Ulya Soley’in küratörlüğünü üstlendiği “Ortak Duygular” (Feelings in Common), adından da anlaşılacağı gibi bizi "bireysel" sandığımız hislerin aslında ne kadar "kolektif" olduğu gerçeğiyle yüzleştiriyor. Sergi, dünyanın en köklü koleksiyonlarından biri olan British Council Koleksiyonu’ndan bir seçki sunuyor. Aslında British Council Koleksiyonu, 1930’lardan bu yana oluşturulan yaklaşık 9000 esere ev sahipliği yapıyor ve bünyesinde barındırdığı eserlerle özellikle 20. ve 21. yüzyıl sanatına odaklanıyor. Her şeyden öte bu koleksiyonu daha da dikkat çekici hâle getiren şey; kendisine ait bir binasının olmaması. Kendisine ait bir binası olmayan ve konuk olduğu ülkelerde sanatın kalbi denilen böyle özel mekânlarda sergilenen bu koleksiyon, bu yüzden “duvarları olmayan müze” olarak anılıyor. Yani sürekli seyahat hâlinde eserler; birçok ülkede, birçok toplumun üyesiyle karşılaşma alanlarını kendileri kuruyorlar. Kendi duvarları olmadığı gibi, uyandırdığı hislerin de bir duvarı bulunmuyor doğal olarak.
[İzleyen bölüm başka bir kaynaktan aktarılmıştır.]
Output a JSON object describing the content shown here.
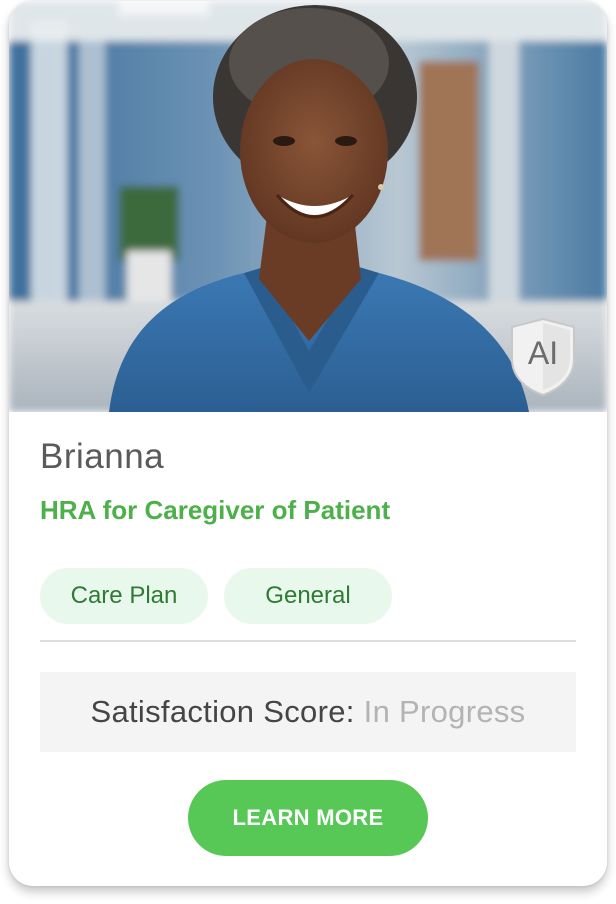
{
  "card": {
    "name": "Brianna",
    "subtitle": "HRA for Caregiver of Patient",
    "badge": {
      "label": "AI",
      "icon": "shield-icon"
    },
    "tags": [
      {
        "label": "Care Plan"
      },
      {
        "label": "General"
      }
    ],
    "satisfaction": {
      "label": "Satisfaction Score:",
      "value": "In Progress"
    },
    "cta_label": "LEARN MORE"
  },
  "colors": {
    "accent_green": "#4db04a",
    "button_green": "#57c856",
    "tag_background": "#e9f8ec",
    "tag_text": "#2f7a34",
    "score_background": "#f4f4f4",
    "muted_text": "#b3b3b3"
  }
}
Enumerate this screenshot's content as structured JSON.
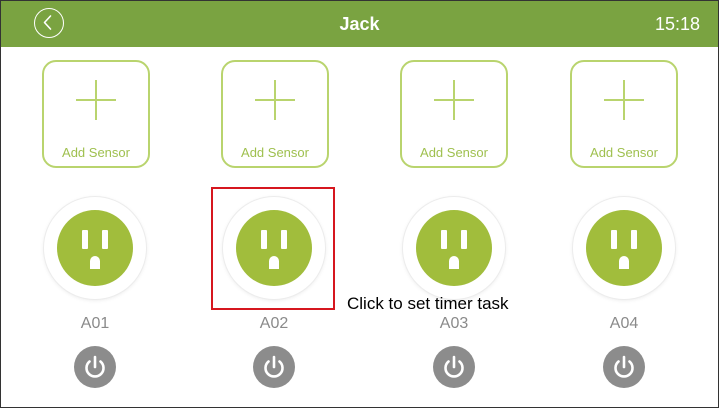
{
  "header": {
    "title": "Jack",
    "time": "15:18",
    "back_icon": "chevron-left-icon",
    "color": "#7aa341"
  },
  "sensors": [
    {
      "label": "Add Sensor",
      "icon": "plus-icon"
    },
    {
      "label": "Add Sensor",
      "icon": "plus-icon"
    },
    {
      "label": "Add Sensor",
      "icon": "plus-icon"
    },
    {
      "label": "Add Sensor",
      "icon": "plus-icon"
    }
  ],
  "outlets": [
    {
      "name": "A01",
      "icon": "outlet-icon",
      "power_icon": "power-icon"
    },
    {
      "name": "A02",
      "icon": "outlet-icon",
      "power_icon": "power-icon"
    },
    {
      "name": "A03",
      "icon": "outlet-icon",
      "power_icon": "power-icon"
    },
    {
      "name": "A04",
      "icon": "outlet-icon",
      "power_icon": "power-icon"
    }
  ],
  "annotation": {
    "text": "Click to set timer task",
    "highlight_color": "#d6171f"
  },
  "colors": {
    "accent": "#7aa341",
    "outlet_green": "#a1bd3c",
    "sensor_green": "#b9d46e",
    "power_gray": "#8c8c8c"
  }
}
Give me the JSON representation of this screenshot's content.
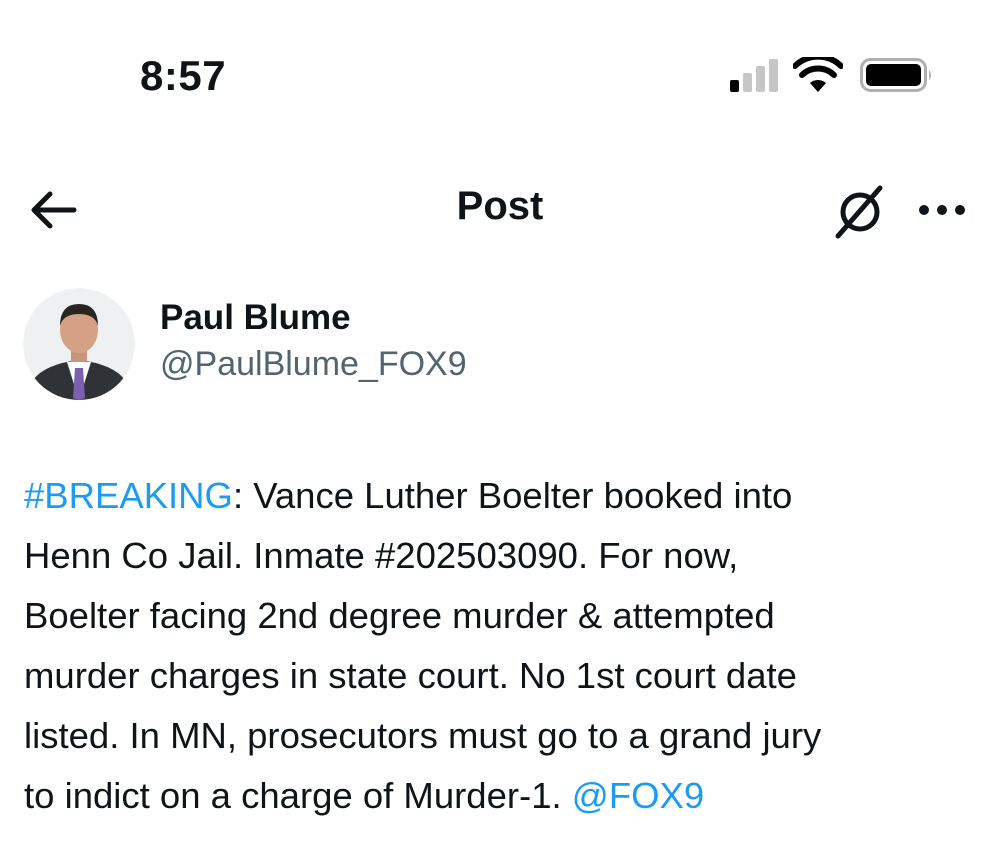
{
  "status_bar": {
    "time": "8:57",
    "icons": [
      "cellular-signal-icon",
      "wifi-icon",
      "battery-icon"
    ]
  },
  "header": {
    "title": "Post",
    "icons": [
      "back-arrow-icon",
      "grok-icon",
      "more-options-icon"
    ]
  },
  "author": {
    "name": "Paul Blume",
    "handle": "@PaulBlume_FOX9"
  },
  "post": {
    "hashtag": "#BREAKING",
    "line1_rest": ": Vance Luther Boelter booked into",
    "line2": "Henn Co Jail. Inmate #202503090. For now,",
    "line3": "Boelter facing 2nd degree murder & attempted",
    "line4": "murder charges in state court. No 1st court date",
    "line5": "listed. In MN, prosecutors must go to a grand jury",
    "line6_prefix": "to indict on a charge of Murder-1. ",
    "mention": "@FOX9"
  },
  "colors": {
    "link": "#1d9bf0",
    "text": "#0f1419",
    "secondary": "#536471"
  }
}
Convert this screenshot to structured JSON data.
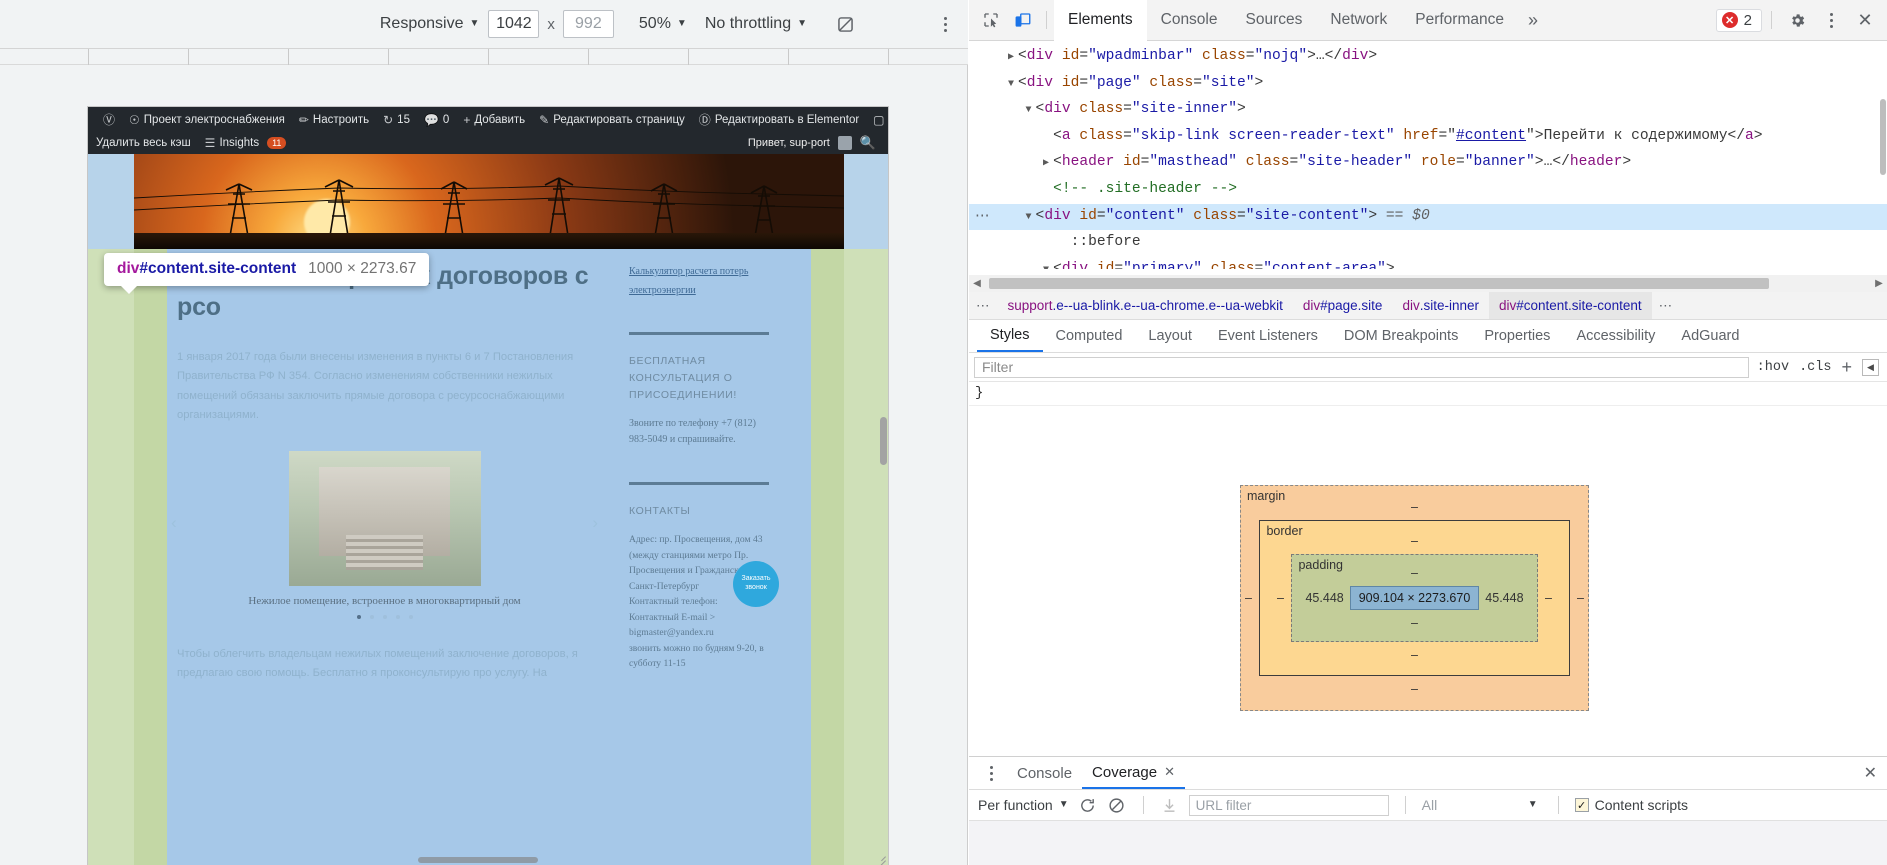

Koleksiyonun amacı bu noktada daha da değerleniyor, sadece geçmişin sanatsal ve tarihî mirasını korumak üzere hareket etmiyor böylece, aynı zamanda bugüne dair toplumsal ve politik dinamiklerle güçlü ilişkiler kurmaya da odaklanıyor. Zira sanatın ele aldığı sorunlar, bulunduğu mekânlarda farklı anlamlara kavuşuyor, ziyaretçisiyle ve bulunduğu yeni kültürle etkileşim içine giriyor. Yorumlamalar, kritikler, etkiler o yeni mekânın ürünü oluyor yani. Belki de bundan dolayı “ortak bir duygu” inşa ediyor…
Pera Müzesi’ne konuk olan sergi; koleksiyonda yer alan 29 ayrı sanatçının eserlerini bir araya geliyor: Larry Achiampong, Laura Aldridge, Ed Atkins, Sonia Boyce, Jake & Dinos Chapman, Aileen Cooper, Tony Cragg, Tracey Emin, Jane England, Cerith Wyn Evans, Graham Fagen, Lucian Freud, Anya Gallaccio, Gilbert & George, Richard Hamilton, Lubaina Himid, Damien Hirst, David Hockney, Michael Landy, Delaine Le Bas, Sarah Lucas, Kate Malone, Chris Ofili, Marc Quinn, Raqip Shaw, Wolfgang Tillmans, Suzanne Treister, Bedwyr Williams, Madame Yevonde gibi 21. yüzyılın sanatçılarının eserleriyle buluşuyoruz bu sayede. Tabii ki bu buluşma Küratör Ulya Soley’in kurgusuyla kronolojik bir sırayla değil; "Özeni Korumak", "Tanıdık Yüzler" ve "Hayali Gelecek" gibi temalar etrafında gerçekleşiyor, bizi bir düşünme ediminin içine bilinçli bir dizaynla çekmek için.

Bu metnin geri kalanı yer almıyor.